Anjos
A
ação dos anjos sobre os homens (I)
O anjo pode iluminar o homem?
Parece que o
anjo não pode iluminar o homem:
1. Com efeito, o homem é iluminado pela fé,
tanto que Dionísio atribui a iluminação ao batismo, o sacramento da fé. Ora, a
fé vem diretamente de Deus, como se diz na Carta aos Efésios: “É pela graça que
vós sois salvos por meio da fé; e isso não depende de vós, é dom de Deus” (2,
8). Logo, o homem não é iluminado pelo anjo, mas imediatamente por Deus.
2. Além disso, a passagem da Carta aos
Romanos que diz: “Deus lhes manifestou” (1, 19), a Glosa diz: “Não somente a
razão natural foi útil manifestando aos homens as coisas divinas, mas ainda o
próprio Deus lhes revelou por meio de sua obra”, ou seja, por meio das
criaturas. Ora, tanto a razão natural como as criaturas, vêm imediatamente de
Deus. Logo, Deus ilumina o homem de modo imediato.
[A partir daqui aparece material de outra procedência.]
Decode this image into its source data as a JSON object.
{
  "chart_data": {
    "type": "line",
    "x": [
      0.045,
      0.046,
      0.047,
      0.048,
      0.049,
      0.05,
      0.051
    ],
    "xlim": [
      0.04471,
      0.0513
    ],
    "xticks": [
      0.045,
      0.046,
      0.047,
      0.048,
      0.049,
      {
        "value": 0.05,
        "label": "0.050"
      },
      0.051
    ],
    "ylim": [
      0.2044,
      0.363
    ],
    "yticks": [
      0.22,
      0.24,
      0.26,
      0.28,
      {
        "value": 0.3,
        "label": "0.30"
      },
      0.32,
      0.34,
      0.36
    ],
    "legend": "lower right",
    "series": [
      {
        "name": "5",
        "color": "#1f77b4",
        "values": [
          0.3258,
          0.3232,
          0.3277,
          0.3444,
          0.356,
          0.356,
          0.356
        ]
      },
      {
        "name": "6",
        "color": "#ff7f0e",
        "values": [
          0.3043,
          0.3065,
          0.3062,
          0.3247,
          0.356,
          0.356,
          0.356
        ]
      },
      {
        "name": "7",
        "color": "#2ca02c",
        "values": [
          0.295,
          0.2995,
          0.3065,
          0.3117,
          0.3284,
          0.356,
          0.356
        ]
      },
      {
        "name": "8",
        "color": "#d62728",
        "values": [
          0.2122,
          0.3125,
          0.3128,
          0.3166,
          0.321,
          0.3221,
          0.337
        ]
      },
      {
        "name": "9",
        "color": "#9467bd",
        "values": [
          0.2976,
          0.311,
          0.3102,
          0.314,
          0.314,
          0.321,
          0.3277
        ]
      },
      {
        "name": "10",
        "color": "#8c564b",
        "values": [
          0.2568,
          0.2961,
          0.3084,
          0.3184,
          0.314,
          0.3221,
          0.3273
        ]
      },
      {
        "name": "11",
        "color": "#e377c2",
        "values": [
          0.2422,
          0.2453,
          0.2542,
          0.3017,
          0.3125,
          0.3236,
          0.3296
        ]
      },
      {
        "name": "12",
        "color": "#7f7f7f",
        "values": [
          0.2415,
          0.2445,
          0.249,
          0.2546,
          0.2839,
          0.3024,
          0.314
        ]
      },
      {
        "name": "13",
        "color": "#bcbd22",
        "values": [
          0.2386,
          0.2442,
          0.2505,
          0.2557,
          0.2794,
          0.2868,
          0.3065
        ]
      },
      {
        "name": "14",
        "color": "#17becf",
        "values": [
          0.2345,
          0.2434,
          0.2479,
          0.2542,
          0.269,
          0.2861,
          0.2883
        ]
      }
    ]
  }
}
3. Ademais, o que é iluminado conhece sua
iluminação. Ora, os homens não percebem que são iluminados pelos anjos. Logo,
não o são.
EM SENTIDO CONTRÁRIO, Dionísio prova que as
revelações das coisas divinas chegam aos homens mediante os anjos. Essas
revelações são iluminações. Portanto, os homens são iluminados pelos anjos.
Contudo, o modo de uma e outra iluminação às
vezes é semelhante e às vezes diferente. Acima se disse [em outro artigo] que a
iluminação que é a manifestação da verdade divina pode ser considerada segundo
dois aspectos: enquanto o intelecto inferior é reforçado pela ação do intelecto
superior, e enquanto o superior propõe ao inferior as espécies inteligíveis que
possui, a fim de que ele possa captá-las. Assim se passa com os anjos, quando
um anjo superior partilha uma verdade universal concebida segundo a capacidade
de um anjo inferior. Todavia, o intelecto humano não pode receber uma verdade
inteligível pura, posto que sua natureza exige que conheça voltando-se para as
representações imaginárias [tema interessantíssimo que espero também postar
aqui]. Por isso os anjos comunicam aos homens a verdade inteligível por
intermédio das imagens sensíveis. Como diz Dionísio: “É impossível que brilhe
para nós um raio divino a não ser envolto por diversos véus sagrados”. Por
outro lado, o intelecto humano, enquanto inferior, é fortalecido pela ação do
intelecto angélico. Portanto, por essas duas maneiras se considera a iluminação
pela qual o homem é iluminado pelo anjo.
Quanto às objeções iniciais, deve-se dizer,
portanto, que:
1. São dois os requisitos para a fé.
Primeiro, um habitus [ver Vocabulário dos termos utilizados por Sto. Tomás na
Suma Teológica] do intelecto pelo qual se dispõe a obedecer à vontade que se
inclina para a verdade divina. Com efeito, o intelecto dá seu assentimento à
verdade da fé não por ser convencido pela razão, mas por ser obrigado pela
vontade. Como diz Agostinho: “Ninguém crê a não ser porque quer”. Com respeito
a isso, a fé vem exclusivamente de Deus. Segundo, que as verdades a serem
cridas sejam propostas ao crente. E isso se faz pelo homem, pois “a fé vem pelo
ouvido”, como diz a Carta aos Romanos (10, 17), mas principalmente pelos anjos,
por meio de quem são reveladas aos homens as coisas de Deus. Portanto, os anjos
realizam algo na iluminação da fé. Ademais, os homens são iluminados pelos
anjos não somente a respeito do que crer, mas também do que agir.
2. A razão natural, que vem imediatamente de
Deus, pode ser fortalecida pelo anjo, como foi dito. E igualmente, a verdade
inteligível que resulta das espécies recebidas das criaturas é tanto mais
elevada quanto mais forte for o intelecto humano. Desse modo o homem é ajudado
pelo anjo para alcançar um conhecimento mais perfeito de Deus por meio das
criaturas.
3. A operação intelectual e a iluminação
podem ser consideradas de duas maneiras. Primeiro, da parte da coisa conhecida.
Sob esse aspecto, aquele que conhece ou é iluminado, conhece que conhece ou que
é iluminado, porque conhece que a coisa lhe é manifestada. Segundo, da parte do
princípio: neste caso, nem todo o que conhece alguma verdade conhece o que é o
intelecto, princípio da atividade intelectual. De modo semelhante, nem todo o
que é iluminado por um anjo conhece que é iluminado pelo anjo (Nota: Explicação
que não vale apenas para o papel dos anjos na Revelação, mas para todas as
“iluminações” que podem deles provir, sem que o saibamos de modo algum).